Another must see in Lexington is the city cemetery where a fitting stone monument is laid at the final remains of Virginia’s own Thomas “Stonewall” Jackson. This icon of the south proved to be, perhaps, the most troubling southern military leader of the war. With his deep knowledge of the Blue Ridge Mountains and all areas surrounding (including local caves and forests) Jackson often led his men into any such “hiding” place only to surface, conquer and resort again to the safety of back-wood Virginia. Jackson was deeply religious and felt driven by and relegated to God in every step of his life. Seeing his graveside, among others from the early 1800 (and even some 1700’s!) was nearly overwhelming.

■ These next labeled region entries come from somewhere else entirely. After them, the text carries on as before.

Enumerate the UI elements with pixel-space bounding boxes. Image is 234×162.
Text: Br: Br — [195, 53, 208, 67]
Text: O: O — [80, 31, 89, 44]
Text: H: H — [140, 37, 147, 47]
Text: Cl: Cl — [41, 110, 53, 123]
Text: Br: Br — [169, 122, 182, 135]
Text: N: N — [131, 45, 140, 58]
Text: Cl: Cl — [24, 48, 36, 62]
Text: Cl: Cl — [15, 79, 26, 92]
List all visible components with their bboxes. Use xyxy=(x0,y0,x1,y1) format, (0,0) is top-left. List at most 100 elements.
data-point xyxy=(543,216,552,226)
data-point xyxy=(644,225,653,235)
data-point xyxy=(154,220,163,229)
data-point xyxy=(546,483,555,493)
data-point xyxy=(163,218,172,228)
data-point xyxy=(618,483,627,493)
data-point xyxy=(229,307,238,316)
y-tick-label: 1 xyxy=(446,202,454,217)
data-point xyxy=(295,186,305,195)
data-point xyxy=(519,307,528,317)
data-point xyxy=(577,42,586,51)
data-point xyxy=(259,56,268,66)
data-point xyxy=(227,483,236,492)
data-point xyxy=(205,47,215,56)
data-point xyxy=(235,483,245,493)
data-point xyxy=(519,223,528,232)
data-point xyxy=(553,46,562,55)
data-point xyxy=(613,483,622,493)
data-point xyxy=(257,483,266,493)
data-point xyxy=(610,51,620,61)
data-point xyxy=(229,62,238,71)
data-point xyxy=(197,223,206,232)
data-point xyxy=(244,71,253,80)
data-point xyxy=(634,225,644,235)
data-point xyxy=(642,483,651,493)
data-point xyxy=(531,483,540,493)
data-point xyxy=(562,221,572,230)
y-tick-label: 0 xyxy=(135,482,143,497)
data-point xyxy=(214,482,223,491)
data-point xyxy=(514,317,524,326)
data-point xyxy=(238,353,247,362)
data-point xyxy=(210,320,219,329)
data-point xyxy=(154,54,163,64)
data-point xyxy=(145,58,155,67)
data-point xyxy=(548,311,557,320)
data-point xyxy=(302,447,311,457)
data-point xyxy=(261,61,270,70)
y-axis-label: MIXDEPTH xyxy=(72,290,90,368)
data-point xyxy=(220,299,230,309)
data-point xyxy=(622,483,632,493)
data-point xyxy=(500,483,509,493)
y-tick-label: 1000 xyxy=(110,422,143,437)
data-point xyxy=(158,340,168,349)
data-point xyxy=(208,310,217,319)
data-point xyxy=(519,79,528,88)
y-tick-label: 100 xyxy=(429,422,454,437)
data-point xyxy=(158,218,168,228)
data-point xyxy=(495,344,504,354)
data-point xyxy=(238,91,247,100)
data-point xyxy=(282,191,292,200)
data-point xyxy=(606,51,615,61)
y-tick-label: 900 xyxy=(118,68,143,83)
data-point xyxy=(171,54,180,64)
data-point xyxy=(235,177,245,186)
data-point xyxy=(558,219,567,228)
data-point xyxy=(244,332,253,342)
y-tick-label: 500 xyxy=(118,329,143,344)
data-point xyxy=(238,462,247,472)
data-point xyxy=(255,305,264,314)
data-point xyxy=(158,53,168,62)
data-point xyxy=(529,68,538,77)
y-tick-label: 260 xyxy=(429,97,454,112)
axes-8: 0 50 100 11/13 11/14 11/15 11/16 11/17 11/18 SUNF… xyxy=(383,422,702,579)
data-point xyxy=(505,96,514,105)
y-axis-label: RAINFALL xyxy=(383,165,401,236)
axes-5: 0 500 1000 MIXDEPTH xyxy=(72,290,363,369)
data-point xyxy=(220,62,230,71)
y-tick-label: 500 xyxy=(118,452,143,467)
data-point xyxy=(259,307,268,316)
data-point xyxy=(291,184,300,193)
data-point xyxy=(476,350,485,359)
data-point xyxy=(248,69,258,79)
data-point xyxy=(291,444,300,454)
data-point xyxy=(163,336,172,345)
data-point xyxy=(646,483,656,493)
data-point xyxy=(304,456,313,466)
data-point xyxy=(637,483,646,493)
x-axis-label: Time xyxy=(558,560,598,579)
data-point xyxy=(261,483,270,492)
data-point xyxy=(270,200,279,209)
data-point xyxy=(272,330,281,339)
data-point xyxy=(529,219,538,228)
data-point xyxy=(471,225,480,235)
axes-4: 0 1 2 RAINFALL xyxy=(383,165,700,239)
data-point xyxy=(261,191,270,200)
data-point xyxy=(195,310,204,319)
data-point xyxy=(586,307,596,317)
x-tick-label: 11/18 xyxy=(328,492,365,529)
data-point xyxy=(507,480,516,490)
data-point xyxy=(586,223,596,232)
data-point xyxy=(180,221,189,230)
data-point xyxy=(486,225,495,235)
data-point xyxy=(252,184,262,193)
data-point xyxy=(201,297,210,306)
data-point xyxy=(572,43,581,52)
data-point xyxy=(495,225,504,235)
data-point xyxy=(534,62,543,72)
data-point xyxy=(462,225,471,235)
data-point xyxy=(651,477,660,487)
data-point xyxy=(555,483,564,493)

Both Jackson and Lee have roots to the VMI in Lexington. A stop at the Virginia Military Institute is also worth your time. It is said that Jackson trained young soldiers at the VMI and then led them into war against their northern brethren with the battle-cry, “The Virginia Military Institute will be heard from today.”
Situated between the cemetery and Washington and Lee campus along main street lies a Virginia legend in its own right – Macado’s. Macado’s www.macados.net has several decades of rolling out some of the tastiest sandwiches in the known deli world. One can find more than deli meats on a variety of fresh breads at Macado’s, but I’m not sure why you would go further than the Ziegfield’s Club or one of their amazing Rueben sandwiches. This time around, the service was beyond poor (took us nearly two hours to get in and out) but that was certainly atypical. I’ve recommended Macado’s many times before . . . and even since; we will be back for another stay I’m sure – here’s to a mouth watering wait due to the distance of miles and not delay of staff.
Leaving Macado’s with full bellies, we were geared up for the small drive and tiny hike to view America’s answer to Stonehenge . . . FOAMHENGE! The brainchild of creator Mark Cline coupled with the construction efforts of (according to one sign posted on the hill) that “one crazy white man and 4-5 Mexicans”, FOAMHENGE is a full scale replica of England’s mysterious Stonehenge.
FOAMHENGE is an easy turn out en route to Virginia’s Natural Bridge Park which is just minutes from Lexington. While not a destination unto itself, it’s an artwork not to be missed along the way. We’re told the natural bridge is certainly a stop to make as well.
A great day (or two) trip in Central Virginia would be to not miss Harrisonburg and Lexington – two of the best looks at Americana and only within minutes of each other and a few short hours of the Charlottesville, Richmond or Roanoke airports.